“Where are you parked?” he asked.
“Just at the end of the street.”
“I’ll walk you.” He closed the dishwasher and left the cottage with her.
“So,” she said, glancing toward the Sea Shanty, “will you take… what do you call it? Footage? Will you take footage of the Sea Shanty? Will you have the grownup abandoned baby on the show?”
They walked side by side down the cul-de-sac toward her car.
“I don’t know what shape the story will take yet,” he said.
“But I’m pleased that you seem intrigued by the idea. I want to make sure it’s a story that will appeal to the masses.”
Grace laughed, and he realized it was the first time he’d seen true levity in her face.
“Well,” she said, “I’m not sure I’m representative of the masses, but I certainly think the story of a foundling is interesting.” She pointed to the sedan parked on the side of the road.
“This is my car,” she said.
He couldn’t let her drive away without knowing if he might get to see her again.
“Do you visit your friend in Kill Devil Hills often?” he asked.
“No,” she said.
“She was just down for the week. She’s leaving tomorrow.” “Well, now you have a new friend to visit in Kill Devil Hills.” It felt strange to be that forward, yet she looked pleased.
“Why, thanks,” she said, smiling that wide, engaging smile again.
“May I have your phone number?” he asked.
“Sure.” She rattled off the number. Neither of them had anything to write on, or with, but he memorized it. As she drove away, he saw her turn her head to look again at the Sea Shanty, and he knew he had a winner of a story on his hands.

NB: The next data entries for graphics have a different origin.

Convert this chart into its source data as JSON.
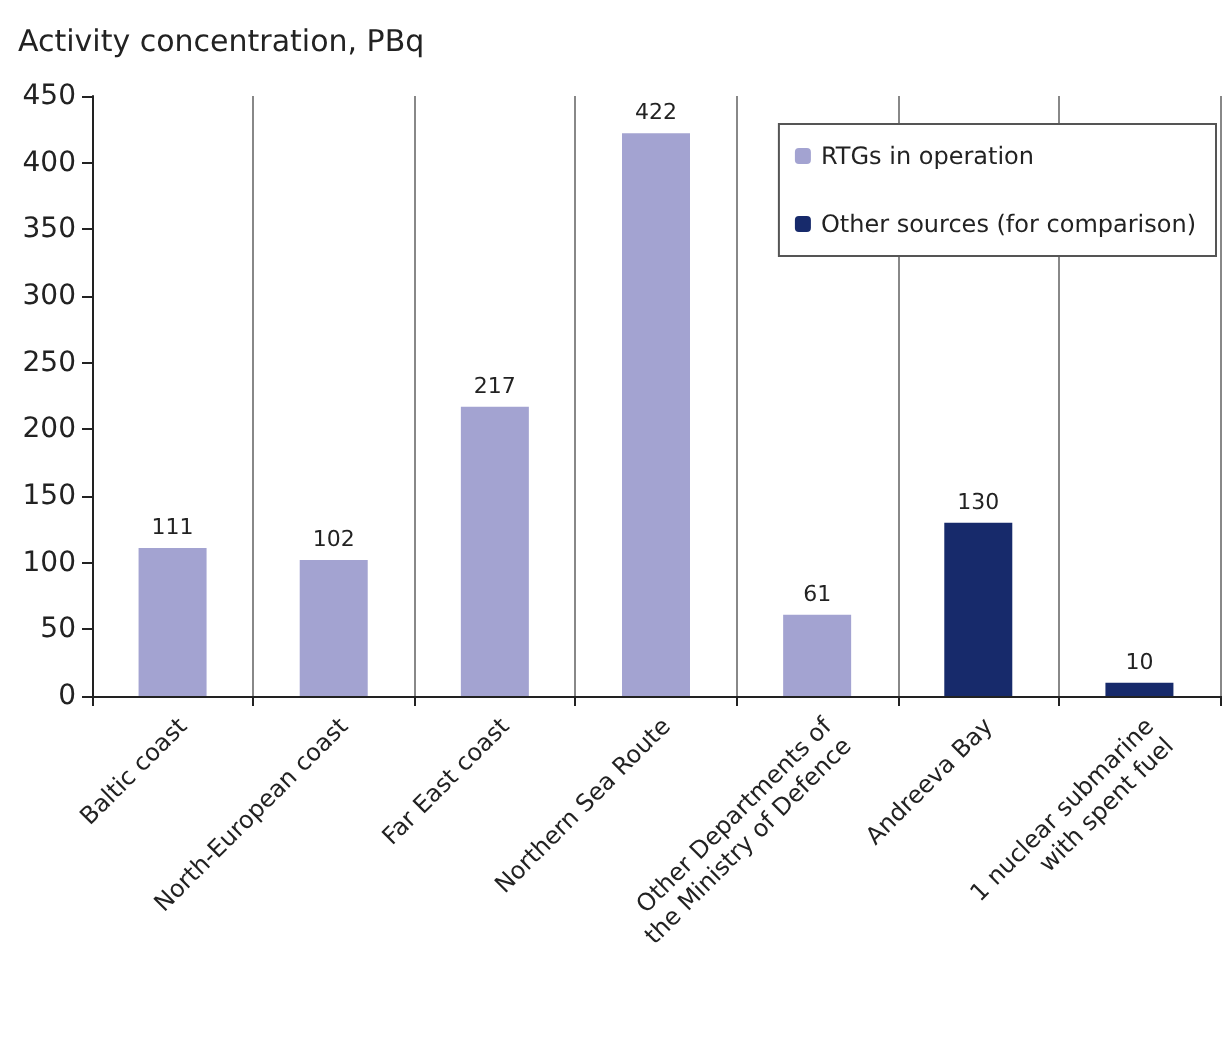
{
  "chart_data": {
    "type": "bar",
    "ylabel": "Activity concentration, PBq",
    "categories": [
      "Baltic coast",
      "North-European coast",
      "Far East coast",
      "Northern Sea Route",
      "Other Departments of\nthe Ministry of Defence",
      "Andreeva Bay",
      "1 nuclear submarine\nwith spent fuel"
    ],
    "series": [
      {
        "name": "RTGs in operation",
        "color": "#a3a3d1",
        "values": [
          111,
          102,
          217,
          422,
          61,
          null,
          null
        ]
      },
      {
        "name": "Other sources (for comparison)",
        "color": "#172a6b",
        "values": [
          null,
          null,
          null,
          null,
          null,
          130,
          10
        ]
      }
    ],
    "ylim": [
      0,
      450
    ],
    "yticks": [
      0,
      50,
      100,
      150,
      200,
      250,
      300,
      350,
      400,
      450
    ],
    "data_labels": true,
    "grid": "x",
    "legend": "top right"
  }
}
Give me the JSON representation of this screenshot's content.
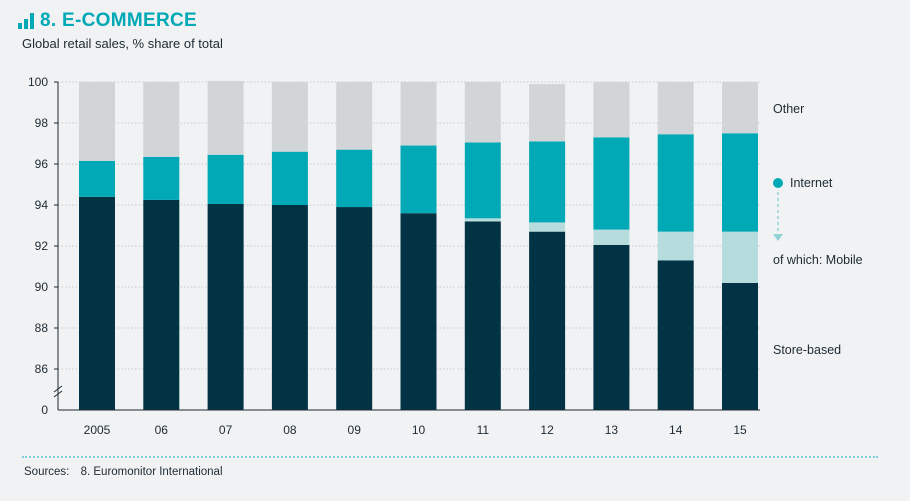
{
  "header": {
    "title": "8. E-COMMERCE",
    "subtitle": "Global retail sales, % share of total"
  },
  "source": {
    "label": "Sources:",
    "text": "8. Euromonitor International"
  },
  "colors": {
    "store": "#023344",
    "mobile": "#b7dcde",
    "internet": "#00a9b5",
    "other": "#d2d5d8"
  },
  "chart_data": {
    "type": "bar",
    "stacked": true,
    "categories": [
      "2005",
      "06",
      "07",
      "08",
      "09",
      "10",
      "11",
      "12",
      "13",
      "14",
      "15"
    ],
    "y_ticks": [
      "0",
      "86",
      "88",
      "90",
      "92",
      "94",
      "96",
      "98",
      "100"
    ],
    "y_axis_break": true,
    "ylim": [
      84,
      100
    ],
    "series": [
      {
        "name": "Store-based",
        "values": [
          94.4,
          94.25,
          94.05,
          94.0,
          93.9,
          93.6,
          93.2,
          92.7,
          92.05,
          91.3,
          90.2
        ]
      },
      {
        "name": "of which: Mobile",
        "values": [
          0,
          0,
          0,
          0,
          0,
          0,
          0.15,
          0.45,
          0.75,
          1.4,
          2.5
        ]
      },
      {
        "name": "Internet",
        "values": [
          1.75,
          2.1,
          2.4,
          2.6,
          2.8,
          3.3,
          3.7,
          3.95,
          4.5,
          4.75,
          4.8
        ]
      },
      {
        "name": "Other",
        "values": [
          3.85,
          3.65,
          3.6,
          3.4,
          3.3,
          3.1,
          2.95,
          2.8,
          2.7,
          2.55,
          2.5
        ]
      }
    ],
    "legend": {
      "placement": "right",
      "items": [
        "Other",
        "Internet",
        "of which: Mobile",
        "Store-based"
      ]
    }
  }
}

So,” Andy said, ” if you take care of the wall unit, I’ll make the pantry they wanted for the kitchen. Deal? “
Daria barely heard him. She and Andy were sitting on the Sea Shanty porch, going over the designs for a house in Corolla, but her eyes were fixed on Rory. He and a woman had walked from the beach into his cottage. They’d been in there ten minutes or so, and now he was walking her to her car. He’d been bare-chested from the beach to Poll-Rory; now he wore a broadly striped white and blue short-sleeved shirt. The woman was tall and slim and had the gait of a model. Her dark bathing suit was cut high on her shoulders; her long legs probably bore no trace of cellulite. Damn.
“Earth to Daria,” Andy said. He stood up and slipped the drawings into his portfolio.
Daria smiled at him.
“Sorry,” she said.
“Yes, I’ll do the pantry.”
“No, you’ll do the wall unit,” he said.
“I knew you weren’t listening to me.”
“Was too,” she lied.
“I was just teasing you.”
Rory touched the woman’s arm, and Daria felt a strangely familiar sense of loss, the same loss she’d felt when she was eleven and he started hanging around with the older kids. She was losing him again, and she’d never even had him to begin with. She’d be the first to admit this obsession of hers was nuts.
“Do you teach your EMT class tonight?” Andy asked.
“Uh-huh.”
“Wish I was in it.”
She smiled at him again.
“Iwish you were, too,” she said.
“See you tomorrow?” He pushed open the screen door.
“Okay.”
Rory was walking back toward his cottage now, but when he spotted Daria sitting on the screened porch, he waved and turned in her direction.
“Good luck,” Andy said to her with a grin as he closed the door behind him.
God, everybody knew she was in heat.
Rory and Andy exchanged a greeting as they passed each other in the Sea Shanty’s front yard, then Rory opened the screen door and stepped onto the porch. He stopped short and smiled.
“I walked in here just like when I was a kid, without knocking first,” he said.
“May I come in?”
“Of course,” Daria said, motioning toward one of the rockers.